From one corner of the country to the other, demand projections are through the roof. For example, Dominion Energy, Virgina’s largest utility, expects electric demand to grow by about 85% over the next 15 years. PG&E in California expects electricity demand to rise 70% in the next 20 years. New York’s grid operator, NYISO, recently reported that electricity demand in the state will more than double by 2050 and that New York will need to more than triple installed generating capacity by 2040. Arizona Public Service, which sells power to 1.4 million customers, has told regulators it needs a “prodigious” 19,000 MW of new resources to meet expected demand over the next 15 years.

That level of new supply, Politico observed, needed to “power data centers, two new semiconductor plants and a growing population, rivals the entire fleet of another Mountain West utility: Xcel Energy in Colorado.”
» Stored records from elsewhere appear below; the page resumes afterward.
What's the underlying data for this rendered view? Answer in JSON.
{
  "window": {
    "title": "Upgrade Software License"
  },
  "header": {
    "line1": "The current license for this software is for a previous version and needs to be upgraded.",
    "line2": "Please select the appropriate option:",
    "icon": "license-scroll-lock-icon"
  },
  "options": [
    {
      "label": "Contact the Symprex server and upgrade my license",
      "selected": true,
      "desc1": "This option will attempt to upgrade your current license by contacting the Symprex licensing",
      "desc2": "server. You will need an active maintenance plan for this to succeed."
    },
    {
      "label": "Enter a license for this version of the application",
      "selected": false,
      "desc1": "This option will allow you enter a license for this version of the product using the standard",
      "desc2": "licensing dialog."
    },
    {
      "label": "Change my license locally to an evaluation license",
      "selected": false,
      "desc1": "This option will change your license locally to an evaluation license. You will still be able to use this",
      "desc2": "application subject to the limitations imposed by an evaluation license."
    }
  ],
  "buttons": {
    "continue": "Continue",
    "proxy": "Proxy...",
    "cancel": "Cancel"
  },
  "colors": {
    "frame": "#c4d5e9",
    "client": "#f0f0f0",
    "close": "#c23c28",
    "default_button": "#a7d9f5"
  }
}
A new report from power sector consulting firm Grid Strategies, titled “The Era of Flat Power Demand is Over,” reveals that grid planners forecast peak demand growth of a stunning 38 GW through 2028 and that is “likely an underestimate.” As the report importantly observes, “It may take only one or two years to connect new load to the grid, while it may take over four years to bring new generation online and even longer to build new transmission connections.”

If the slow build out of new capacity and infrastructure and the emergence of explosive electricity demand growth are two key trend lines, the third, and most alarming, is the accelerating loss of dispatchable generation.
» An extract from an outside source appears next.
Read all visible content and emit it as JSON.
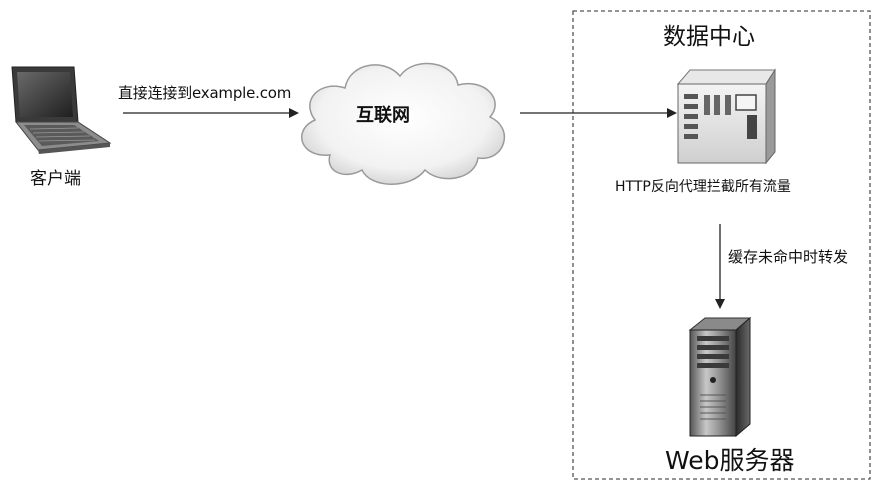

Instead of recognizing the threat posed by these retirements, despite the clear concern highlighted again and again by the nation’s reliability regulators, grid operators, utilities and the states, EPA is simply refusing to acknowledge reality or do the serious work required to fully grapple with the effect of its regulatory blitz. In fact, EPA is going after both the coal fleet and the gas fleet with its proposed Clean Power Plan 2.0, fully 60% of the nation’s generating capacity.

NERC is running out of ways to tell policymakers that the nation’s imploding grid reliability requires an urgent policy course correction. There can be no confusion over the stakes. We’re racing towards a future of blackouts and soaring energy prices as scarcity becomes the new normal. It’s far past time to heed
the warnings.

Conor Bernstein is a spokesperson for the National Mining Association, the industry’s trade group based in Washington, D.C.